Nothing much has changed in the world of politics. That is one striking point brought home by watching Gilbert and Sullivan’s Iolanthe. Nashville Opera Artistic Director, John Hoomes, calls it “…the best operetta you’ll ever see that blends dancing woodland fairies and the British Parliament.” A fairy tale might seem to be an odd vehicle for political commentary but the very absurdity of the situation actually works to its advantage…
We are not quite as accepting of fairies as subject matter these days, but the political satire in Mr Gilbert’s libretto will never go out of style as long as there is ineptitude in government, laws that lack common sense, and self-serving, not-overly-bright politicians who follow their leaders in lock-step fashion. As in Gilbert and Sullivan’s day, there seem to be no shortage of these.
Iolanthe is a fairy who committed the crime of marrying a mortal. After being pardoned from her twenty-five year banishment by the Fairy Queen, Iolanthe reveals that she has a son, Strephon, who is half fairy (his upper half) and half mortal. Strephon is in love with Phyllis, a ward of the Lord Chancellor.

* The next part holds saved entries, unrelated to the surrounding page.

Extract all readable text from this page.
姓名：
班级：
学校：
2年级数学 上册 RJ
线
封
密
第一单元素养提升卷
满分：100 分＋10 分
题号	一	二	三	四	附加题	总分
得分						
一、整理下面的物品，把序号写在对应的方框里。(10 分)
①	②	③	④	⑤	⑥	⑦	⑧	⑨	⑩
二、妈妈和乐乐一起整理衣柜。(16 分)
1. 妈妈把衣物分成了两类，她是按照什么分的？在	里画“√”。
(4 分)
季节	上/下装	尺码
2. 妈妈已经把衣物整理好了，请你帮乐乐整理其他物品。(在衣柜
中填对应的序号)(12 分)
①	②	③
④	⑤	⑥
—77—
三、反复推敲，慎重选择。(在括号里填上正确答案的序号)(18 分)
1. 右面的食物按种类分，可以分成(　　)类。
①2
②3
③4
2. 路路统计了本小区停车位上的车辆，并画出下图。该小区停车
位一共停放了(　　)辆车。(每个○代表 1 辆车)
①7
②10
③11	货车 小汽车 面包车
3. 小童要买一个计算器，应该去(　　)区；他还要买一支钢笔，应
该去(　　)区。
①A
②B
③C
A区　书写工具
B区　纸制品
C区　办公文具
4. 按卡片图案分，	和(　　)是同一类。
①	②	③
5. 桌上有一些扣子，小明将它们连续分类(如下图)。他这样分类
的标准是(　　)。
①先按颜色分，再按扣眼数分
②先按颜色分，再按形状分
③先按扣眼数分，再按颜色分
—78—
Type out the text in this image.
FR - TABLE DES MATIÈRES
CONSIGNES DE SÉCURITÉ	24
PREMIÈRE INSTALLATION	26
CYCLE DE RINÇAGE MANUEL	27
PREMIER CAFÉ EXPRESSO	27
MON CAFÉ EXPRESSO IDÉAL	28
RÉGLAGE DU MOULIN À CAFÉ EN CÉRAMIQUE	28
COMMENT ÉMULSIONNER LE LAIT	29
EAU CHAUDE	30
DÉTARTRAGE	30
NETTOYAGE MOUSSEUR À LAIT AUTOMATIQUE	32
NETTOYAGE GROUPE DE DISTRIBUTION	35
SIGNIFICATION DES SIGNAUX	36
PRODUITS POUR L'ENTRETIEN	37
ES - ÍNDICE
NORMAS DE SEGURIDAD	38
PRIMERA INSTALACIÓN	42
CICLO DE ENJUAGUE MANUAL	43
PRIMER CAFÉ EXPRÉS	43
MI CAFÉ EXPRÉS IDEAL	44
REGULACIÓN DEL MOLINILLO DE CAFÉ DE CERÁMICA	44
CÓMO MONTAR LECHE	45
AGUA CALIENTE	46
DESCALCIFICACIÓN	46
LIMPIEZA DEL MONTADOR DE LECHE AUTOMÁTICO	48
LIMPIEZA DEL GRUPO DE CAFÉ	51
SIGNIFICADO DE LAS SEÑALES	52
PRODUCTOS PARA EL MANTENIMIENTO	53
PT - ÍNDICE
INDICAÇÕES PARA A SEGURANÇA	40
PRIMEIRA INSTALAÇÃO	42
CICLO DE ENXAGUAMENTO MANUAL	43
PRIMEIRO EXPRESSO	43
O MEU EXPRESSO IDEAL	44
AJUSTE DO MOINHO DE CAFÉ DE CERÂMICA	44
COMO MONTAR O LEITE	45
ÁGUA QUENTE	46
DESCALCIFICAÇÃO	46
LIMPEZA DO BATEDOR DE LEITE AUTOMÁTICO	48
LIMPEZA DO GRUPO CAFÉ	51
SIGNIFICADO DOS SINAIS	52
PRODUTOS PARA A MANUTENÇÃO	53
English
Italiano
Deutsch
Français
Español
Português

Complicating matters is the fact that most of the members of the House of Lords are also salivating after Phyllis. Further complication occurs when Strephon is seen embracing Iolanthe, who, being an immortal fairy, appears to be a girl of seventeen. Phyllis and the Peers refuse to believe that she is Strephon’s mother.
Iolanthe is not often produced in the United States, although it is hard to understand why. The operetta is fast-paced and funny with lots of surprises along the way. The delicious, audience-pleasing political satire woven into the improbable story resonates with US audiences, as with those elsewhere. The spectacle of a government official declaring “…if there is an institution…which is not susceptible of any improvement at all, it is the House of Lords!” and “I’ve a great respect for brains – I often wish I had some myself…,” brought hearty laughs from the Nashville audience, many of whom were probably mentally replacing “House of Lords” with “US Senate.”
Mr Sullivan’s music is varied, occasionally lush, and beautifully performed by members of the Nashville Symphony under the direction of Maestro William Boggs. As the Queen of the Fairies, Melissa Parks was not only vocally adept but displayed comic timing worthy of a professional comedienne. As Iolanthe, Kirsten Gunlogson was a stand-out as well. Her plea to the Lord Chancellor for Strephon’s happiness was a touching interlude, a rock of pure heartfelt emotion in a stream of silliness.
The rest of the cast ranged from adequate to admirable, although there were some uneven parts during ensemble pieces and duets, especially early on. The company seemed to gain its footing as the show progressed. The finale of Act One, perhaps the most traditionally “operatic” part of the operetta, was especially effective.
Act One’s fairy forest setting and Iolanthe rising from a stream offered opportunities for stunning visuals which unfortunately went unfulfilled by the disappointing set. The forest – with an inexplicably enormous mushroom, pinecone, and spider web – was rendered in dull colours. Rather than a stream, Iolanthe emerged from a cloud of dry-ice mist, an effective enough entrance except for the distracting noise of the machines producing it.
Stage Director Roger Stephens tweaked the libretto a bit, adding some contemporary lines. In many cases, this can be something to dread, but here the changes were brief and got a hearty laugh from the surprised audience. Lines about another Presidential term for George Bush followed by Hillary Clinton as “Queen” were out of place, yet hilarious. Improbably, the BBC also came in for some ribbing. The Fairy Queen sings about it helping her avoid lusting for a handsome mortal: “Oh BBC, you keep my heart from breaking. You put me to sleep …and keep my desire from waking.”